This is so true - I've been saying it for years.
Last year I took a friend of mine to chaemo 1 day every month for 6 months - and you should have seen the state of some of the visitors that came into that hospital - cant believe that any of them actually stuck to the infection control procedures i.e. hand washing / disinfection e.t.c.
- No wonder we have issues with these infections-
Whilst I concur that people with cold and 'flu or other contagious ailments would be sensible to stay away from visiting people in hospitals, and that visitors should adhere to rigourous handwashing, I think that visitors can be beneficial to inpatients.
Since the begining of last December I have spent much time in the local hospital, with my Beloved as a patient. I saw dying men who will never return home, men suffering the aftermath of serious surgery, who without visitors would have languished alone.
If I never again had to go to a hospital I would not fret, but when needs must, someone needs to look out for loved ones, as doctors and nurses do not always have the time to fully care for ill people. Also they are subject to that balance of working a job in which all the people they attend are quite ill, which can bring about a discompassion, or a cavalier attitude with regard to patients. Just as if one works at an old peoples home, one must get used to death eventually, which changes one. However slightly.

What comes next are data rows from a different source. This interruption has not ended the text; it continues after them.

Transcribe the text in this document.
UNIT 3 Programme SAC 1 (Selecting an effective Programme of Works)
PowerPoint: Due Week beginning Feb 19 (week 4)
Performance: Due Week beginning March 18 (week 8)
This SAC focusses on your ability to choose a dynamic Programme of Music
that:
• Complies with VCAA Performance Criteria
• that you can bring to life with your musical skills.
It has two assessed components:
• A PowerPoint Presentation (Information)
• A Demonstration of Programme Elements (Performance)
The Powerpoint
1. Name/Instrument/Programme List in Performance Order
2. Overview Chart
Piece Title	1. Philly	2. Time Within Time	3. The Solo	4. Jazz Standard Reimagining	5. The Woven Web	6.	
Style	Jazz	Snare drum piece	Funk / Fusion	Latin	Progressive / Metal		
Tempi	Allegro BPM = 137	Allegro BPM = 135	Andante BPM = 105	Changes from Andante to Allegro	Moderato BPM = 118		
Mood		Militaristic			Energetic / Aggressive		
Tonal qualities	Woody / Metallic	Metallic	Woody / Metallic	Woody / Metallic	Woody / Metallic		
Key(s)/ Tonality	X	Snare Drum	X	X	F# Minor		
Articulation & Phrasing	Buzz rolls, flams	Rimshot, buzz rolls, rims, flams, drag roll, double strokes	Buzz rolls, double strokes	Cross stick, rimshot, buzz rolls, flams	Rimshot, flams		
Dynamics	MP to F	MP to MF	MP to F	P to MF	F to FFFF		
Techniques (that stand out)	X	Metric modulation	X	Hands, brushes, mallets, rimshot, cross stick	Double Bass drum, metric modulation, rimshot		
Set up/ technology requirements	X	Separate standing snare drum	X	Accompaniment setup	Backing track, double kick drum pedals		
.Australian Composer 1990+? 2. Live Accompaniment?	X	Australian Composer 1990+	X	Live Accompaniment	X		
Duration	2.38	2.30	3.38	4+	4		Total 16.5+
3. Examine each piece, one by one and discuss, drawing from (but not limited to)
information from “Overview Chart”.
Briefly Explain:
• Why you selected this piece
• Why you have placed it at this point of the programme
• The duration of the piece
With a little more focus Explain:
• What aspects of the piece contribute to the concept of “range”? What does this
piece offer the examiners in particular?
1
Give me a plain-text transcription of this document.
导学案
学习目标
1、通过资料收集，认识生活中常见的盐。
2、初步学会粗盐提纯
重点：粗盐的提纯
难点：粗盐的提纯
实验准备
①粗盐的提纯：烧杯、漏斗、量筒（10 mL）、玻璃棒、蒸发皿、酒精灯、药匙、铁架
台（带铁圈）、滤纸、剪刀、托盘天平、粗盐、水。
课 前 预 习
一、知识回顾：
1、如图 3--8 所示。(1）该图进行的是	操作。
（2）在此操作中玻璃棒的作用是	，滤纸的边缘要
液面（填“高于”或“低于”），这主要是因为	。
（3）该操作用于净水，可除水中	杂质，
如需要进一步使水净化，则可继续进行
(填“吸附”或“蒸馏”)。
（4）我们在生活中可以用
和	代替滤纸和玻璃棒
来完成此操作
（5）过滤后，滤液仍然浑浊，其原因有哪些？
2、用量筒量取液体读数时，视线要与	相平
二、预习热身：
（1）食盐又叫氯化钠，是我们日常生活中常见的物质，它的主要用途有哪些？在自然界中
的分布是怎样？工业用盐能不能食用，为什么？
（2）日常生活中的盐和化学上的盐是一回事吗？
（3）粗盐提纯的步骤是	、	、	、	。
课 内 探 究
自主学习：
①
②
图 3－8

That said, sometimes a patient needs more than an injection, or bloodwork, or a catheter check. Sometimes they need reassurance, someone who will attend to them as a unique individual. Loved ones can provide this, visiting hours permit this.
I have gone through two sets of intestinal surgery with my companion, both times he suffered from neglect. The first of which left him without any pain relief for fifteen hours, when this was remedied he was turned over three times, without anyone considering that an injection of morphine might prevent him screaming like a mortally wounded animal.
He awoke in recovery after the second operation feeling half the surgery site. He had to go barnyard to prevent them from turning him over to put in a second epidural, despite it being on the anethetists file to give him a morphine pump should the epidural fail to work.
That night, he remained unattended by any nurse, as verified by the lack of a single observation noted on his chart (there were entries for following days and nights), my own observation over a four hour period on the mobile with him, and the state in which I found him the following day. I won't go into details about the dread of that night, or the following three days.
I do not exaggerate when I say it was a horrendous affair but it saved his life, for which I am immensely relieved. I am truly grateful that he did not have to go through it entirely on his own.